Brodie could not be reached for comment Wednesday, as he was off in Oklahoma riding horses, said his father, J. Steve Brodie.

"Stephen has already made a decision that as far as he's concerned, he has forgiven Mr. Warterfield," Steve Brodie said. "My feelings are not so much for Stephen or for me. I am thinking of the anguish and heartache for the Warterfield family, and that's about it."

Brodie was arrested in 1991 for stealing quarters out of a vending machine. While he was being questioned about that crime, police began asking about the unsolved rape of the 5-year-old girl a year earlier.

There was no physical evidence linking Brodie to the crime. In addition, police questioned Brodie, who has been deaf since childhood, for several hours without an interpreter.

Brodie eventually confessed and pleaded guilty, receiving a five-year sentence. He now says he felt pressured to confess and did not understand his rights. After serving his five years, Brodie went back to prison twice for a total of five more years for failing to register as a sex offender.

When Brodie was arrested and convicted, Richardson police knew a fingerprint, found on the window through which the perpetrator entered the victim's home, did not match Brodie or anyone living there.

A year after Brodie's conviction, police learned the fingerprint belonged to Warterfield, who pleaded guilty to sexually assaulting a 15-year-old girl in 1994. Warterfield also was suspected by Dallas police in the dozen unsolved sexual assaults and attempted assaults of young girls in the area.

Richardson police, however, discounted the Warterfield print as coincidence, saying Warterfield "somehow touched the frame when he was wandering around in the neighborhood four days prior to this offense," according to police records. He was never arrested in that case.
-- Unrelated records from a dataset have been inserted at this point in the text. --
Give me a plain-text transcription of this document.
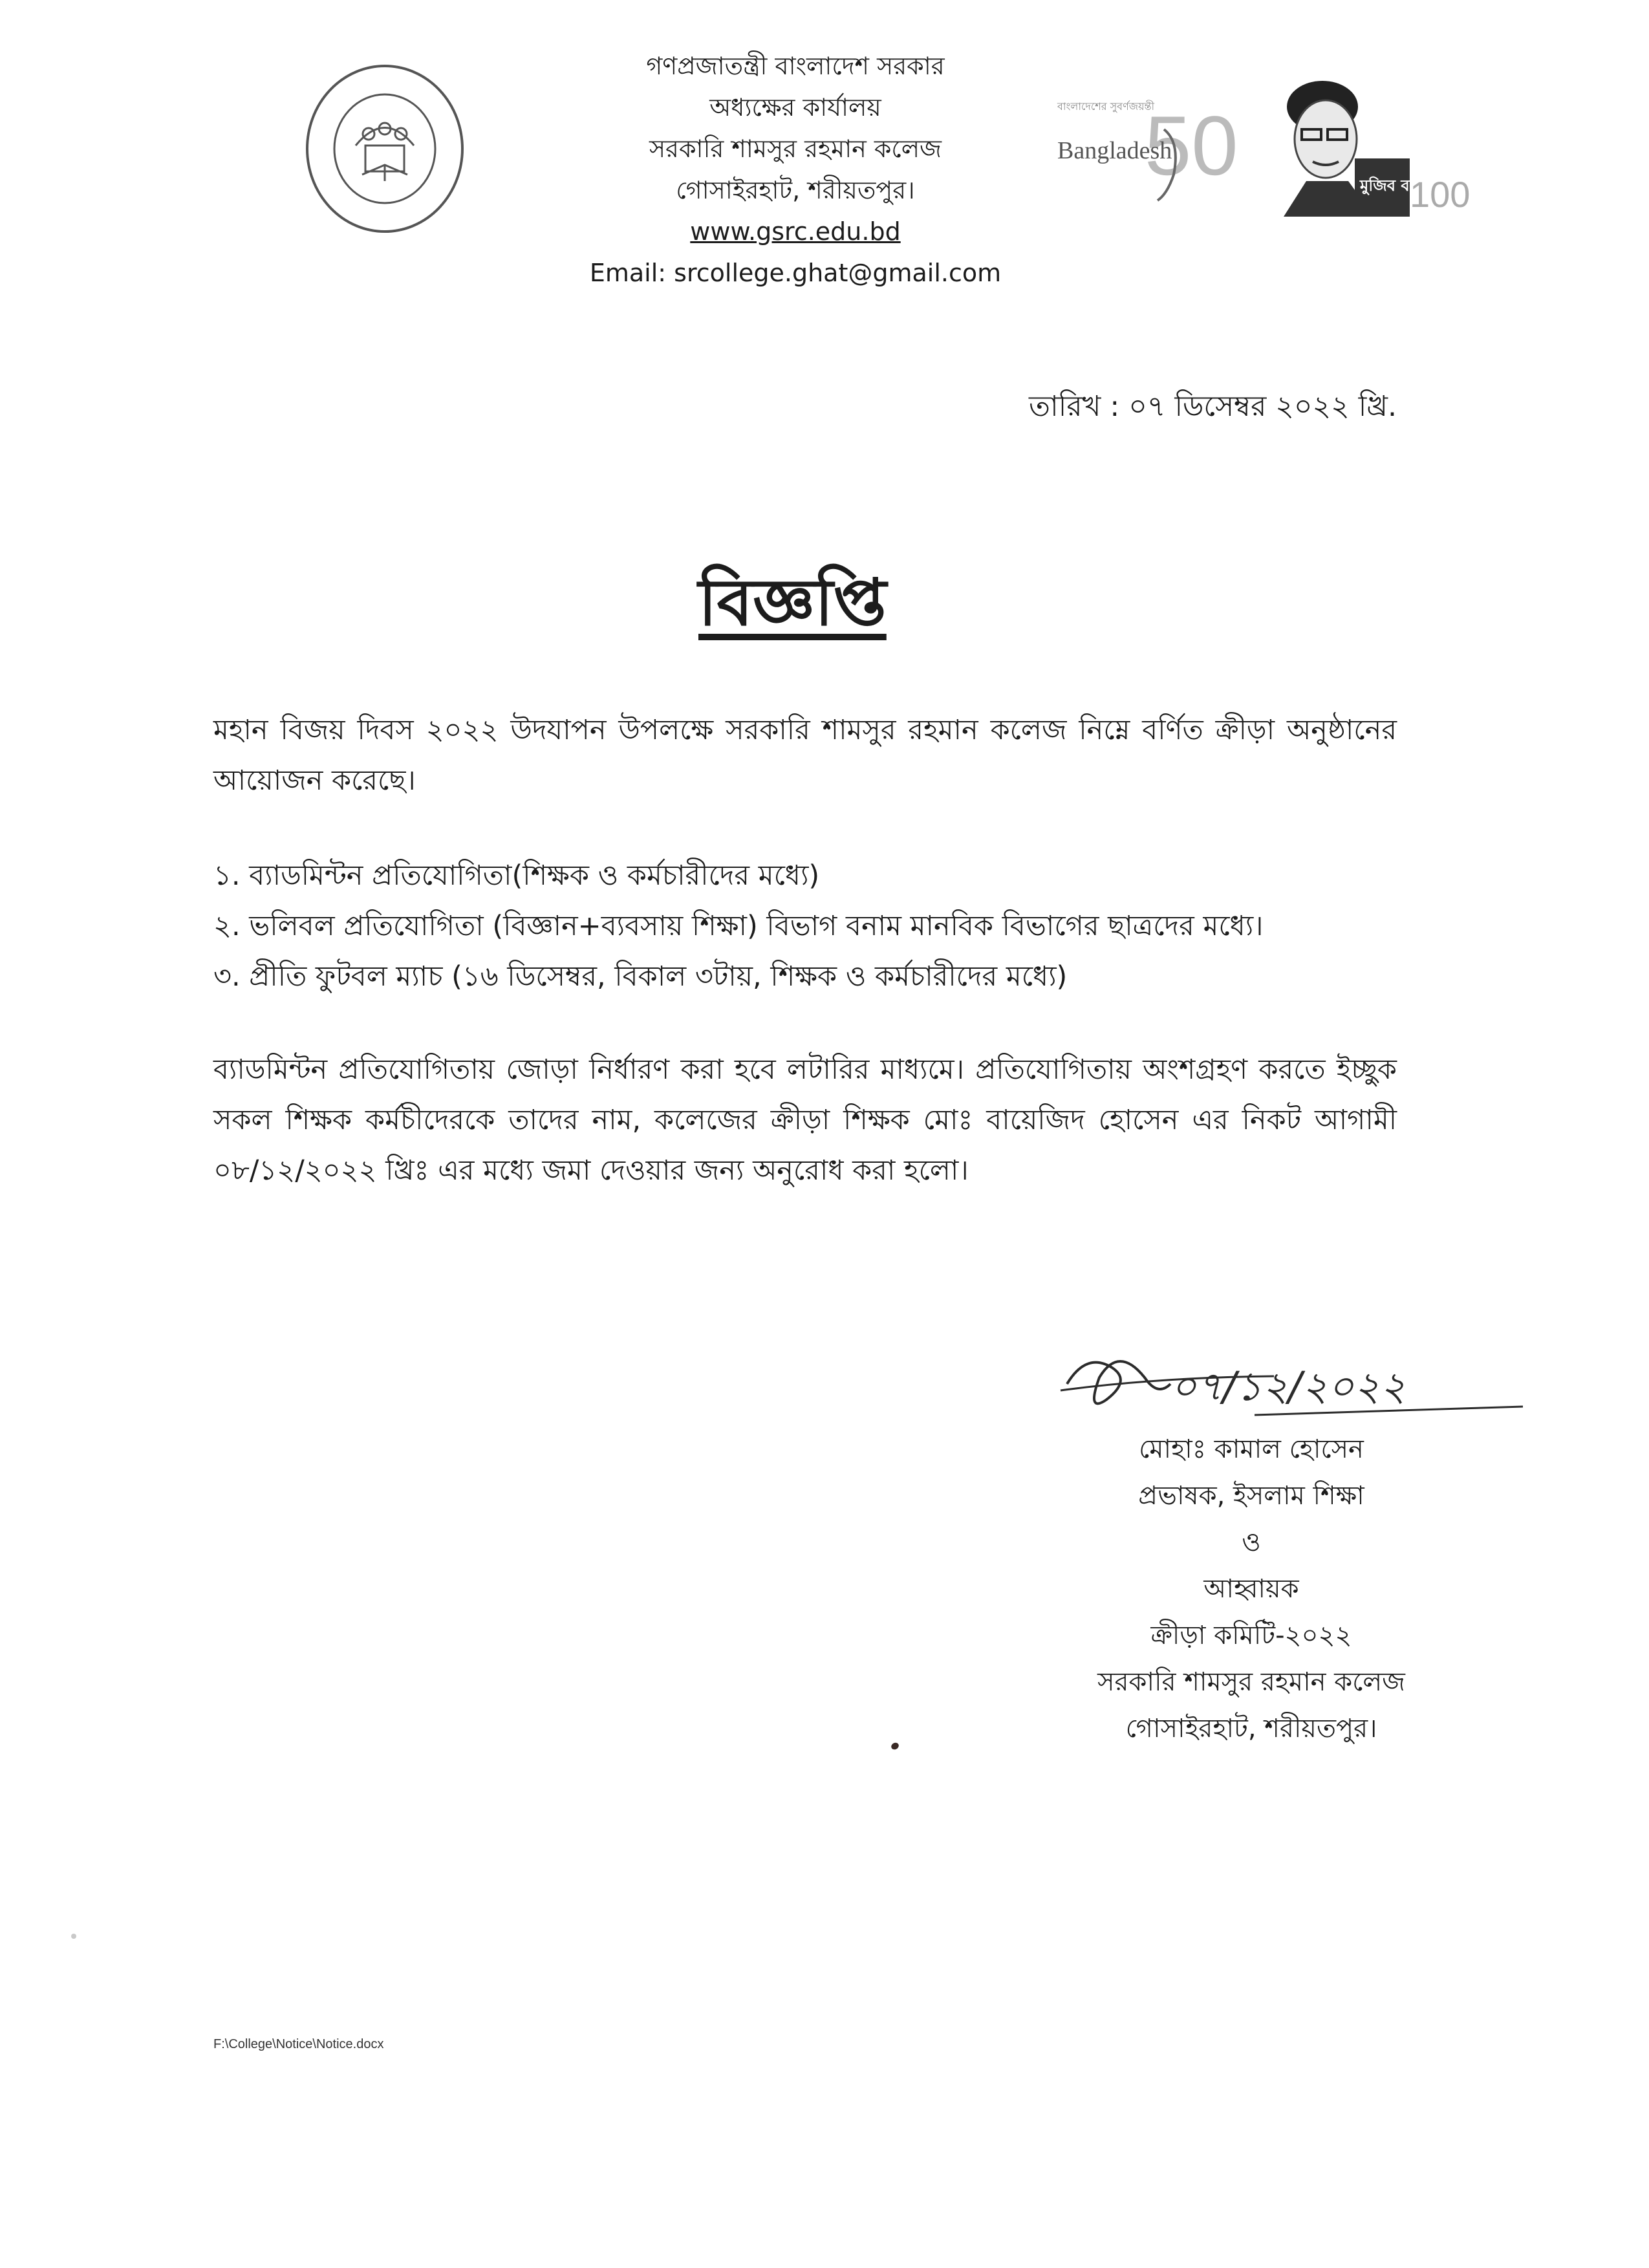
গণপ্রজাতন্ত্রী বাংলাদেশ সরকার
অধ্যক্ষের কার্যালয়
সরকারি শামসুর রহমান কলেজ
গোসাইরহাট, শরীয়তপুর।
www.gsrc.edu.bd
Email: srcollege.ghat@gmail.com
বাংলাদেশের সুবর্ণজয়ন্তী
50
Bangladesh
মুজিব বর্ষ
100
তারিখ : ০৭ ডিসেম্বর ২০২২ খ্রি.
বিজ্ঞপ্তি
মহান বিজয় দিবস ২০২২ উদযাপন উপলক্ষে সরকারি শামসুর রহমান কলেজ নিম্নে বর্ণিত ক্রীড়া অনুষ্ঠানের আয়োজন করেছে।
১. ব্যাডমিন্টন প্রতিযোগিতা(শিক্ষক ও কর্মচারীদের মধ্যে)
২. ভলিবল প্রতিযোগিতা (বিজ্ঞান+ব্যবসায় শিক্ষা) বিভাগ বনাম মানবিক বিভাগের ছাত্রদের মধ্যে।
৩. প্রীতি ফুটবল ম্যাচ (১৬ ডিসেম্বর, বিকাল ৩টায়, শিক্ষক ও কর্মচারীদের মধ্যে)
ব্যাডমিন্টন প্রতিযোগিতায় জোড়া নির্ধারণ করা হবে লটারির মাধ্যমে। প্রতিযোগিতায় অংশগ্রহণ করতে ইচ্ছুক সকল শিক্ষক কর্মচীদেরকে তাদের নাম, কলেজের ক্রীড়া শিক্ষক মোঃ বায়েজিদ হোসেন এর নিকট আগামী ০৮/১২/২০২২ খ্রিঃ এর মধ্যে জমা দেওয়ার জন্য অনুরোধ করা হলো।
০৭/১২/২০২২
মোহাঃ কামাল হোসেন
প্রভাষক, ইসলাম শিক্ষা
ও
আহ্বায়ক
ক্রীড়া কমিটি-২০২২
সরকারি শামসুর রহমান কলেজ
গোসাইরহাট, শরীয়তপুর।
F:\College\Notice\Notice.docx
In a 1994 appeal, Brodie's attorney cited the fingerprint on the window. But a judge denied the appeal, ruling that Brodie's confession outweighed the fingerprint evidence.

In April 1994, Warterfield pleaded guilty to the sexual assault of a 15-year-old girl and received 10 years probation. He eventually was sentenced to 10 years in prison for violating his probation. Until the Wednesday arrest, he was free and working for a yard service in Stephenville, according to the Texas sex offender registry.